An example from art and ophthalmology
Medical students frequently attend my clinics. Part of their time with me includes observation in the operating room where they will watch cataract surgery. Residents are those who have graduated from medical school. If you are unfamiliar with the process, you likely will ascribe far too many skills and abilities to the person who has an M.D. degree. They have a name, but they do not have maturity. For that matter, they do not have many skills.
When I was a first or second-year medical student, I sprained my ankle playing basketball. Was it broken? That was my worry. Not wanting to go to the Emergency Room I concluded that having the senior medical student who lived in my apartment complex examine me. When I became a senior medical student, I realized how ineffective that event was. I don’t think I went to the ER. I guess the senior medical student was right: sprain, not break. It healed without any special treatments.
See residency is all about the acquisition of skills. When a trainee like a resident finally arrives at the point of doing cataract surgery they have observed case after case. Watching one who is adept at removing cataracts makes it look easy. Then they try. Gulp! Not easy! Now when I see them coming to the point of these surgeries, I have a good sense that it won’t be easy for them. There are many, many techniques involved some quite subtle; subtle, but critical.
In the teaching process, I will make drawings, and I will make videos. When I first begin an illustration of a specific step, it comes out poorly. I may not have any sense of how to draw what I do, much less to convey it to another’s brain with drawings. So I work at it. Little by little the picture gets closer and closer to my intention. Eventually, sometimes rather suddenly, that drawing shows up that “works.” It is that set of lines, shading, perspective that conveys exactly the thing I wish it to convey. My intentions and the drawing coincide, and my brain says, “Yeah. Perfect.” It did not know how it looked on the way to this place. It just knew there was a place it needed to be.
The way we need to be
When the Christian sees Jesus that type of thing is going to happen. All the blood, sweat, and tears we have poured into trying to match our life with that of Christ will become plain. We will not be left with the dust of disenchantment, but a living statue of Christlikeness.
Grovetown Starbucks
After finishing my prison clinic the week of this lesson, I went to a newish Starbucks in the growing city of Grovetown, Georgia. God dumped me and another fellow, eventually two fellows, into a long conversation. We found the dialogue to wind from computer programming to careers to church. One of the themes that simmered was money=success. The simmering of this theme never got to a boil and indeed always felt a little off-base. One of the two guys suggested that maybe the goal should be to get rich and then spend time with one’s family. I could tell he was not convinced by his own words. “I bet when you spend all those years building wealth you will have to spend your later years managing it.” He said this not boisterously or as if he was on a soapbox. I could see that he was pondering out loud.

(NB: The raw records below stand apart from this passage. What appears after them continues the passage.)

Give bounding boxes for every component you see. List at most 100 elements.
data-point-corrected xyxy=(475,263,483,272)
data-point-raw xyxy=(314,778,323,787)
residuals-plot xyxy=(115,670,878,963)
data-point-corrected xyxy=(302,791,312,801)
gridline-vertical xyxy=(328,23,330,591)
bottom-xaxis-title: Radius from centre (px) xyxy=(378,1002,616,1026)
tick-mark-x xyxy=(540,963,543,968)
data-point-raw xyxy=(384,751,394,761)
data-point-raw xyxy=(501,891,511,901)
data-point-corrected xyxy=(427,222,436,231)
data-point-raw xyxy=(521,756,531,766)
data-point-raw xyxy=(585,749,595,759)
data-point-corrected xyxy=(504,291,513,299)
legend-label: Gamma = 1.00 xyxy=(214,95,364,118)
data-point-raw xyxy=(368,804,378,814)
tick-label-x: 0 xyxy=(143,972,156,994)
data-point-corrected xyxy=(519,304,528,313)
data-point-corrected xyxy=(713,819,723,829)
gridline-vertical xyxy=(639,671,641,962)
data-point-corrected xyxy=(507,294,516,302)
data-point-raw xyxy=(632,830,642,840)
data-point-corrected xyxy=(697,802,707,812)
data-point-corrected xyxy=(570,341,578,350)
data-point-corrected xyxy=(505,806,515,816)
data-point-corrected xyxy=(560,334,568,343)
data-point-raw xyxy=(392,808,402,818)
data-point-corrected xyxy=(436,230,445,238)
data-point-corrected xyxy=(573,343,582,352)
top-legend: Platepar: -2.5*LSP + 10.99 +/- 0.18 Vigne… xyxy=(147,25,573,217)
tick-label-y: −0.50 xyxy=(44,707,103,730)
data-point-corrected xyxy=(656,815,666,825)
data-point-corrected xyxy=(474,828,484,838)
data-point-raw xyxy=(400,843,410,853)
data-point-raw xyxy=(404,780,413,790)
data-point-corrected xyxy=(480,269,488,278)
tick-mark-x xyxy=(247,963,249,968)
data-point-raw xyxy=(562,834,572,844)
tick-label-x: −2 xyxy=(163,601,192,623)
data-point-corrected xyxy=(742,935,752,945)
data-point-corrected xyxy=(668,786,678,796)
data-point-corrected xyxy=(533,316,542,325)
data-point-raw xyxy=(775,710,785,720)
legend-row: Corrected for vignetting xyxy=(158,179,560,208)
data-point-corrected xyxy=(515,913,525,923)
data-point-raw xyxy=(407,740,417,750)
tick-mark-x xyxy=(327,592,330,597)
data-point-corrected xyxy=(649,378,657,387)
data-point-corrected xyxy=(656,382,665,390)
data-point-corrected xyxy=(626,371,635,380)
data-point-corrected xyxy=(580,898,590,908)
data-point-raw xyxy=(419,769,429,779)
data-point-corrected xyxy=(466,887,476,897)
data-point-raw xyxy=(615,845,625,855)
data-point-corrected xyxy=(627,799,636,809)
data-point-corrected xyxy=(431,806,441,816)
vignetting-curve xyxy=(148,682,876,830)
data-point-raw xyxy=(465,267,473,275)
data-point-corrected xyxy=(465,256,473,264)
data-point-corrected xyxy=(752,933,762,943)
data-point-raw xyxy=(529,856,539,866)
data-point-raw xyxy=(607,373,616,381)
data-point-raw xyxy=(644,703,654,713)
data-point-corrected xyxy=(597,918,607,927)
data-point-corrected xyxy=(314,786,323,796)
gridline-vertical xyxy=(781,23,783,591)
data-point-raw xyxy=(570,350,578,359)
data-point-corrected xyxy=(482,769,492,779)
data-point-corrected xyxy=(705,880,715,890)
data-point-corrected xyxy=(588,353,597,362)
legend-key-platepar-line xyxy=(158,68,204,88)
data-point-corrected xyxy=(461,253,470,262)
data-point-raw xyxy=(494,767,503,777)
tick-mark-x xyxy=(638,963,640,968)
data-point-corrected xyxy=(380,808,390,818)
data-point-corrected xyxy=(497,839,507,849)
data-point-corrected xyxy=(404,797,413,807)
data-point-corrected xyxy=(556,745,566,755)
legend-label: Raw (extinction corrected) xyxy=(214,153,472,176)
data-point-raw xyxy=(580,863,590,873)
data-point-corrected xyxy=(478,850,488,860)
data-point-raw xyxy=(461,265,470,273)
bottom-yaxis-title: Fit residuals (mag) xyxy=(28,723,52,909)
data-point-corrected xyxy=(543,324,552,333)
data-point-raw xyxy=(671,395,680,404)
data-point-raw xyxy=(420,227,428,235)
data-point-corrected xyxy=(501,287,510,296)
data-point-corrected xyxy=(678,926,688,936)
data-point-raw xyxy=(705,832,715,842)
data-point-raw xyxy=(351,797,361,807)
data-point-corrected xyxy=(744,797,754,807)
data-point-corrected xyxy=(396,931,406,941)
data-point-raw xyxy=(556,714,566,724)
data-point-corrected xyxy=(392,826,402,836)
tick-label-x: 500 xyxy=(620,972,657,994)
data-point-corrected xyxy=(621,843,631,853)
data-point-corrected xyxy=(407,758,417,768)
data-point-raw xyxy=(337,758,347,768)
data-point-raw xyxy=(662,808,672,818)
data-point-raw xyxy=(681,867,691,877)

One of my replies to this pseudo-theme was, “If you do that you miss your family.” See they grow up. He understood this hardly needed me to state it. He was in a pondering phase. I guess I could say that we were in a pondering phase.
Another part of my reply was to say that I had set the course of my life along God’s pathway. As I have grown older, I have seen that the things I wanted or have desired have been given to me. The aim of life toward God’s goals has turned out to be just what I needed. It is like the effort at illustrating cataract surgery. The how is hard to imagine, but the attempt at it leads to the “Aha! Yes. Perfect. It works.”